Figure 14.1 shows contours of the poloidal magnetic flux for a typical plasma discharge in the KSTAR tokamak [42]. It can be seen that there are a number of differences from the idealized tokamak pictured in Figure 1.5. The first main difference is that the flux-surfaces in Figure 14.1 do not have circular cross-sections. In particular, the flux-surfaces are highly vertically elongated. It turns out that this feature allows the toroidal plasma current driven in a tokamak discharge to be increased without violating the Kruskal-Shafranov criterion. (See Section 1.10.) Hence, all modern tokamaks have strongly-shaped, vertically-elongated cross-sections. The second main difference is that the edge of the plasma is defined by a last closed magnetic flux-surface that features a magnetic X-point (i.e., a hyperbolic null in the poloidal magnetic field). Plasma that crosses the last closed flux-surface is rapidly conducted along magnetic field-lines, in a thin scrape-off layer, to divertor plates located below the plasma. The purpose of this feature is to mitigate the interaction of the plasma with the plasma-facing components, and, thereby, help limit the flux of impurities into the plasma [44]. Hence, all modern tokamaks have magnetic X-points. Given that the poloidal magnetic field-strength at the X-point is zero, the safety-factor value on the last closed flux-surface is infinite. [See Equation (1.76).] Experimentally, it is found that the safety-factor value on the magnetic flux-surface that encloses 95% of the poloidal magnetic flux enclosed by the last closed flux-surface, which is known as $q_{95}$, plays an analogous role to the edge safety-factor value, $q_a$, in a tokamak without a magnetic X-point [64]. (See Section 14.4.) Thus, the rule of thumb for safe operation, $q_a\gtrsim 3$, is replaced by $q_{95}\gtrsim 3$. (See Section 1.9.)

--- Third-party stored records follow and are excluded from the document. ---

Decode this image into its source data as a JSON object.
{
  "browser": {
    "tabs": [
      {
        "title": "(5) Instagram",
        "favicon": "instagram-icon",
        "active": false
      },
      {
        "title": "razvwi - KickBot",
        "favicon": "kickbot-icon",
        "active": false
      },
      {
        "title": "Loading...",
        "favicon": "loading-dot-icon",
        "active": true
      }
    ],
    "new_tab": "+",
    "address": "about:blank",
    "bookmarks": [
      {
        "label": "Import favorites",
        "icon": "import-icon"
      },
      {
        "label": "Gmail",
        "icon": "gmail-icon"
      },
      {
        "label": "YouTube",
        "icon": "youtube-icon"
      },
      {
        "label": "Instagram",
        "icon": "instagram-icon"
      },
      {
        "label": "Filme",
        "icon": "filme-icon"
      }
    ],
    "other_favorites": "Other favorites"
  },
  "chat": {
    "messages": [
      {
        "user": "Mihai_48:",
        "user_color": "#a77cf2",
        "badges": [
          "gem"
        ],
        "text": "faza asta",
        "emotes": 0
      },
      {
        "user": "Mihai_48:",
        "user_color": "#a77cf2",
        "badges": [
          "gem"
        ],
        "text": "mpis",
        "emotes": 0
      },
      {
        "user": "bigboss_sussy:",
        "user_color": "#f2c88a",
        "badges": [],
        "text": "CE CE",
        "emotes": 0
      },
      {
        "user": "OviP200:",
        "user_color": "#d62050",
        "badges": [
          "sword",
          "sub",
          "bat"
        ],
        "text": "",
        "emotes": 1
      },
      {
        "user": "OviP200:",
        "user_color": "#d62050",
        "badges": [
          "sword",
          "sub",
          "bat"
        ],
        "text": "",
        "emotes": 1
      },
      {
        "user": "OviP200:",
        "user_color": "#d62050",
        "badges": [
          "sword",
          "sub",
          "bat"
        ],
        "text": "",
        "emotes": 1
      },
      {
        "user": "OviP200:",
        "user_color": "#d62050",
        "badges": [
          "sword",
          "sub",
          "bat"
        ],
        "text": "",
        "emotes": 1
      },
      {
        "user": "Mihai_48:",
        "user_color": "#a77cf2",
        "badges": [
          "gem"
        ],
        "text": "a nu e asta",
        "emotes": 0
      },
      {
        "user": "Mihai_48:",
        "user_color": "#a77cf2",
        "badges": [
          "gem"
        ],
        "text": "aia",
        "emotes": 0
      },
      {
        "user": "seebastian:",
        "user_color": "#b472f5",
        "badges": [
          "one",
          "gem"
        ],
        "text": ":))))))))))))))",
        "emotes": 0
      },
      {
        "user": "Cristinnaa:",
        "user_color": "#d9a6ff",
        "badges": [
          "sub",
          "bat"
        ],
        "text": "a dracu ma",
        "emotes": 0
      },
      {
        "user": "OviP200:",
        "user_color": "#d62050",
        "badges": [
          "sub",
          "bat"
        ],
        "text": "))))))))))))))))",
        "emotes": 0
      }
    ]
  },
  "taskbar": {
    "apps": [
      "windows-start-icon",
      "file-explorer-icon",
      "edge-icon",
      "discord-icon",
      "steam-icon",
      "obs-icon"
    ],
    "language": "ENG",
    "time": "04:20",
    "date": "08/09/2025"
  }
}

In the type of highly-shaped plasma equilibrium pictured in Figure 14.1, tearing modes with the same toroidal mode number, but different poloidal mode numbers, are coupled together [13,23]. Somewhat confusingly, this effect is known as toroidal mode coupling. Toroidal mode coupling allows magnetic island chains resonant on different rational surfaces within the plasma to interact. The interaction is expected to be mutually destabilizing [23]. However, sheared plasma rotation acts to prevent such interaction. (See Chapter 14.)